Libertarian Party leader Dennis Young — whose own day job is a traffic ticket-fighting agent — also earned ink in the Calgary Herald due to the fact that he’s running directly against Stephen Harper in the riding of Calgary-Southwest. While the Libertarians aspired to field 50 candidates across the country, current information places the total around 35, which is still about four times the number that ran last time around.
The notorious graphic novelist from Trinity-Spadina remains the best-known of the Libertarian lot, of course, even if further discussion of Chester Brown’s candidacy in mainstream Canadian media hasn’t yet travelled farther than the weblog at Quill & Quire. There, news that Brown is working on a graphic novel about paying for sex at the same time he’s accepted a $16,000 Canada Council grant — through a program which, as a card-carrying Libertarian, he would rather not exist — met with some apparent weariness: “Is anyone else worried that the Tories are smelling blood in the water?”
Well, the claim that Harper is on the warpath to stifle all sorts of self-expression found itself with a new set of allies over the weekend after the withdrawal of 28-year-old Chris Reid from the ballot in Toronto Centre — having taken over where Don Meredith, a Pentacostal minister from Richmond Hill, left off in March as a by-election opponent to new Liberal MP Bob Rae. And that door only started revolving after Mark Warner was asked to stand down from running for the Tories after making clear that his stance closer to the federal Progressive Conservative position that once stood a chance of winning in Toronto, rather than portraying the big city as a crime-infested jungle where freaks subsidized by government can unrepentantly prance about.
Reid couldn’t have asked for a greater boost to his own celebrity than the criticism leveled his hidden blog, Political Thoughts From a Gay Conservative which chastised Canada’s “effeminate castrated population.” Just one day after his Conservative candidacy was scuttled — the official explanation was that he wasn’t willing to serve a four-year term once elected — Reid was back online to clarify the positions that landed him in hot water: “If solving societal problems was as simple as writing government cheques or passing another regulation, problems would have been solved by now in the thousands of years of history we have of government existence in the world.
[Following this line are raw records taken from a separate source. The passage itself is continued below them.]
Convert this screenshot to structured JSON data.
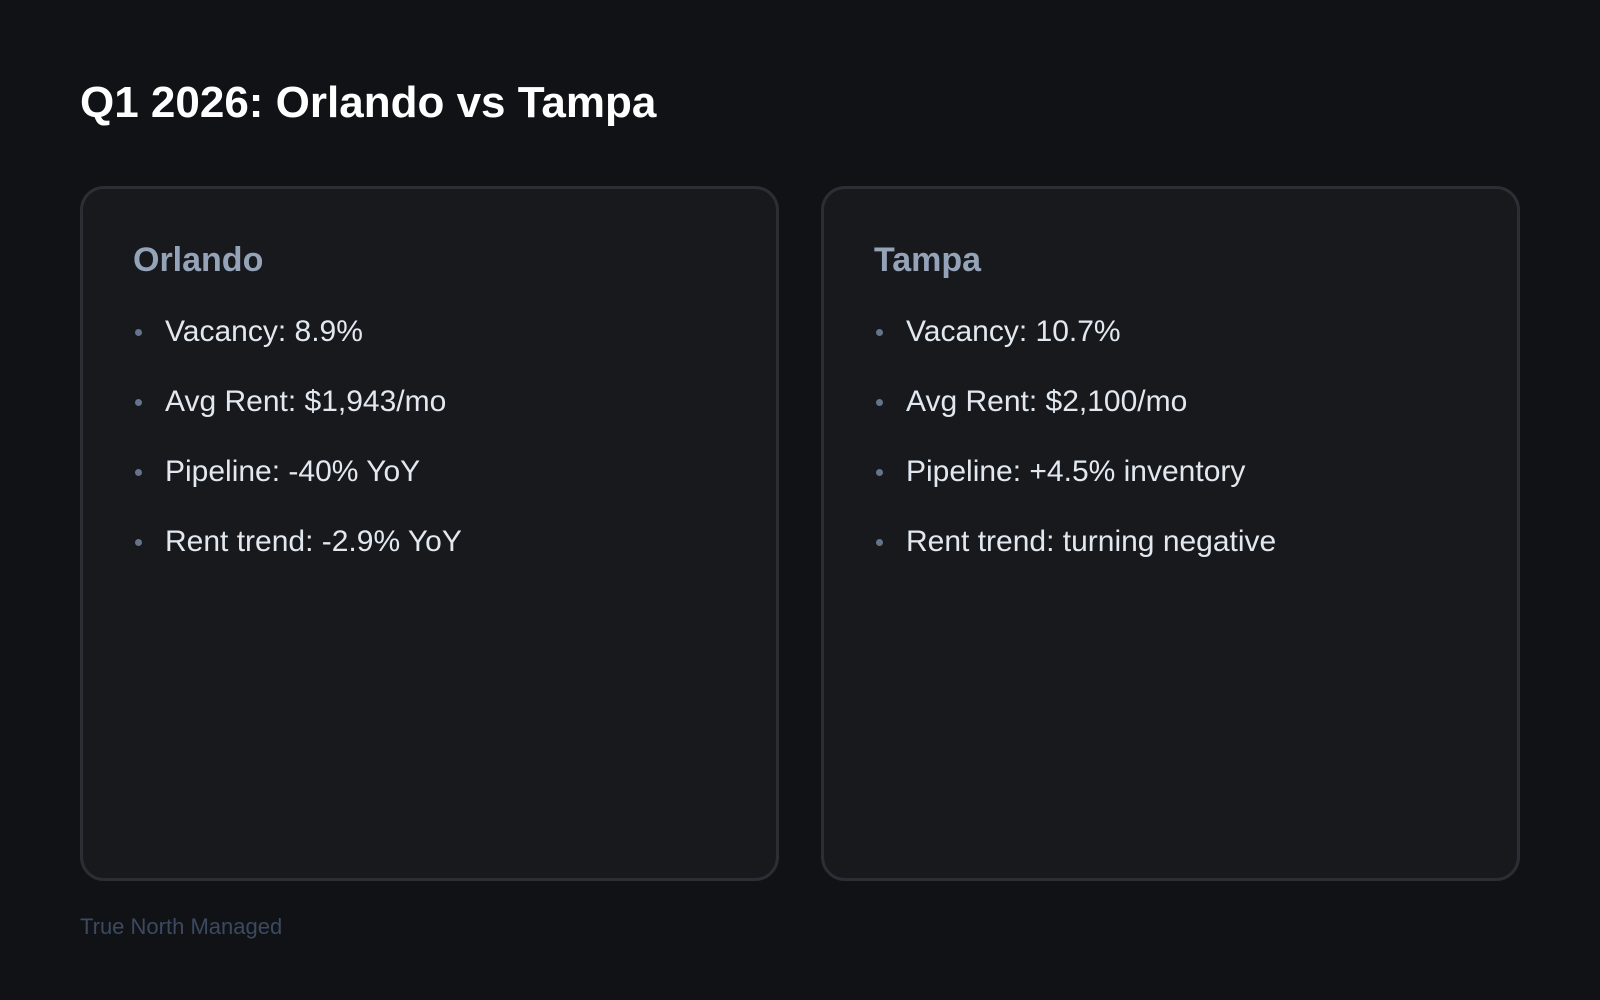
{
  "title": "Q1 2026: Orlando vs Tampa",
  "cards": [
    {
      "city": "Orlando",
      "items": [
        "Vacancy: 8.9%",
        "Avg Rent: $1,943/mo",
        "Pipeline: -40% YoY",
        "Rent trend: -2.9% YoY"
      ]
    },
    {
      "city": "Tampa",
      "items": [
        "Vacancy: 10.7%",
        "Avg Rent: $2,100/mo",
        "Pipeline: +4.5% inventory",
        "Rent trend: turning negative"
      ]
    }
  ],
  "footer": "True North Managed",
  "colors": {
    "background": "#111216",
    "card": "#18191d",
    "heading": "#94a3b8",
    "text": "#e2e8f0"
  }
}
But liberals are still waiting for the Messiah, like an Obama or Trudeau, to lead them to the socialist promised land, of money without any personal responsibility. You'll have better odds playing the lottery.”
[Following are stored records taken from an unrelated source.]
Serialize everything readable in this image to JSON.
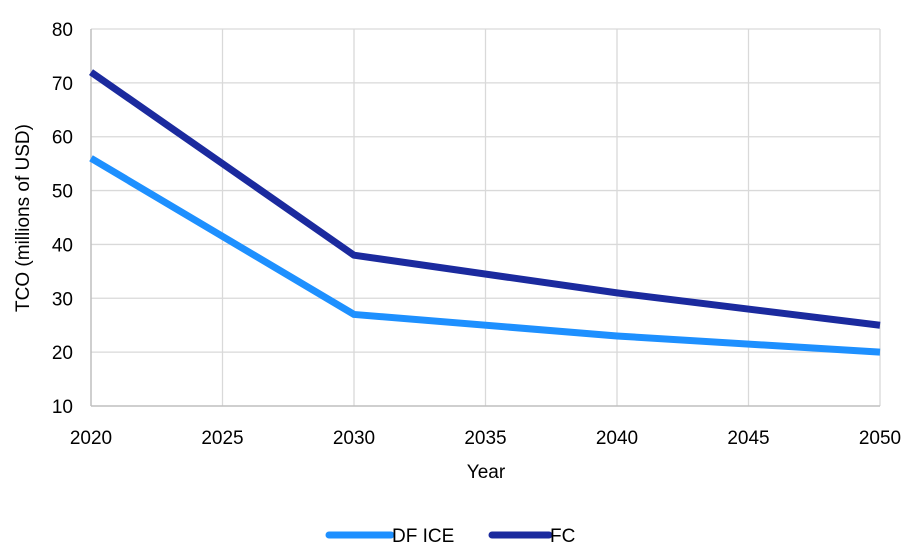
{
  "chart_data": {
    "type": "line",
    "title": "",
    "xlabel": "Year",
    "ylabel": "TCO (millions of USD)",
    "x": [
      2020,
      2025,
      2030,
      2035,
      2040,
      2045,
      2050
    ],
    "xlim": [
      2020,
      2050
    ],
    "ylim": [
      10,
      80
    ],
    "yticks": [
      10,
      20,
      30,
      40,
      50,
      60,
      70,
      80
    ],
    "xticks": [
      2020,
      2025,
      2030,
      2035,
      2040,
      2045,
      2050
    ],
    "grid": true,
    "legend_position": "bottom",
    "series": [
      {
        "name": "DF ICE",
        "color": "#1E90FF",
        "points": [
          [
            2020,
            56
          ],
          [
            2030,
            27
          ],
          [
            2040,
            23
          ],
          [
            2050,
            20
          ]
        ]
      },
      {
        "name": "FC",
        "color": "#1B2A9E",
        "points": [
          [
            2020,
            72
          ],
          [
            2030,
            38
          ],
          [
            2040,
            31
          ],
          [
            2050,
            25
          ]
        ]
      }
    ]
  }
}
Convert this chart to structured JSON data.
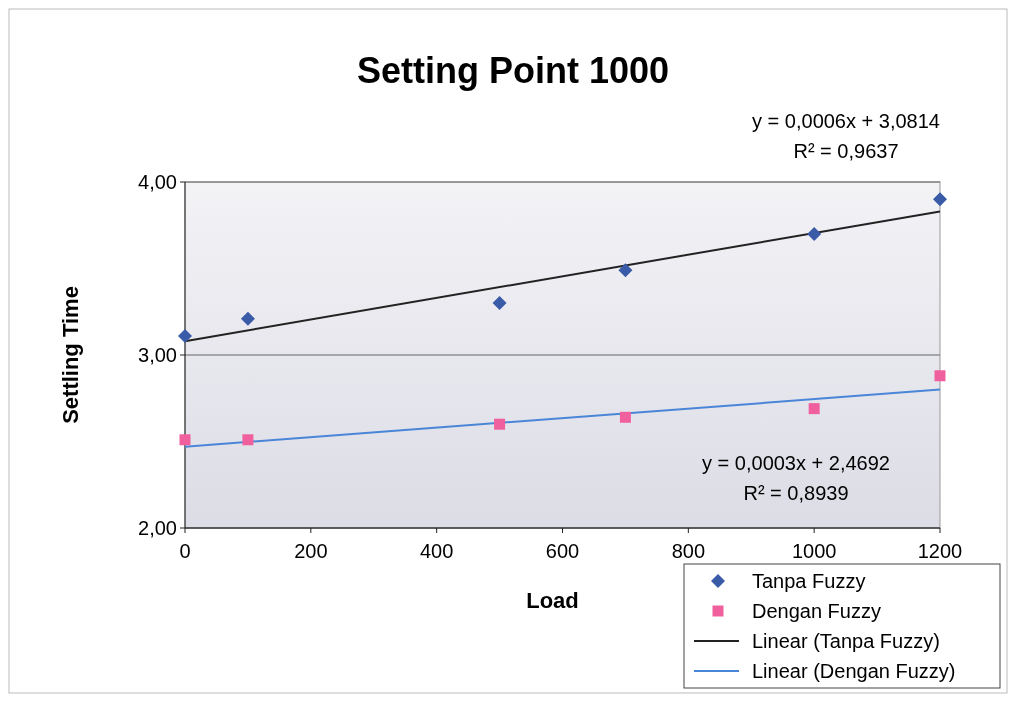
{
  "chart_data": {
    "type": "scatter",
    "title": "Setting Point 1000",
    "xlabel": "Load",
    "ylabel": "Settling Time",
    "xlim": [
      0,
      1200
    ],
    "xticks": [
      0,
      200,
      400,
      600,
      800,
      1000,
      1200
    ],
    "ylim": [
      2,
      4
    ],
    "yticks": [
      {
        "value": 2,
        "label": "2,00"
      },
      {
        "value": 3,
        "label": "3,00"
      },
      {
        "value": 4,
        "label": "4,00"
      }
    ],
    "grid": "y",
    "legend": "bottom right",
    "series": [
      {
        "name": "Tanpa Fuzzy",
        "marker": "diamond",
        "color": "#3a5ba8",
        "x": [
          0,
          100,
          500,
          700,
          1000,
          1200
        ],
        "values": [
          3.11,
          3.21,
          3.3,
          3.49,
          3.7,
          3.9
        ]
      },
      {
        "name": "Dengan Fuzzy",
        "marker": "square",
        "color": "#f0609e",
        "x": [
          0,
          100,
          500,
          700,
          1000,
          1200
        ],
        "values": [
          2.51,
          2.51,
          2.6,
          2.64,
          2.69,
          2.88
        ]
      },
      {
        "name": "Linear (Tanpa Fuzzy)",
        "type": "line",
        "color": "#222222",
        "x": [
          0,
          1200
        ],
        "values": [
          3.08,
          3.83
        ]
      },
      {
        "name": "Linear (Dengan Fuzzy)",
        "type": "line",
        "color": "#4a86d8",
        "x": [
          0,
          1200
        ],
        "values": [
          2.47,
          2.8
        ]
      }
    ],
    "annotations": [
      "y = 0,0006x + 3,0814",
      "R² = 0,9637",
      "y = 0,0003x + 2,4692",
      "R² = 0,8939"
    ]
  }
}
And a right-wing media darling is born — with Reid appearing this week on the Charles Adler and Michael Coren shows, along with being invited to serve as an election analyst on AM640 Toronto Radio. Ryan Warawa, the Conservative candidate in the NDP stronghold of Vancouver East, should only be so lucky, as his own past blog posts documented his putative enthusiasm for the legalization of brothels and pot.
David Gentili, the replacement candidate for Reid in Toronto Centre will presumably not be mistaken for a closeted Libertarian — given how he was deployed after a stint in the Prime Minister’s Office. A domain name was registered — and Gentili’s page on Facebook hidden from view — almost immediately after it was announced he would be taking over as Bob Rae’s next debating piñata, fourth in a series of Conservative opponents with practically nothing in common save for a willingness to play for a winning team.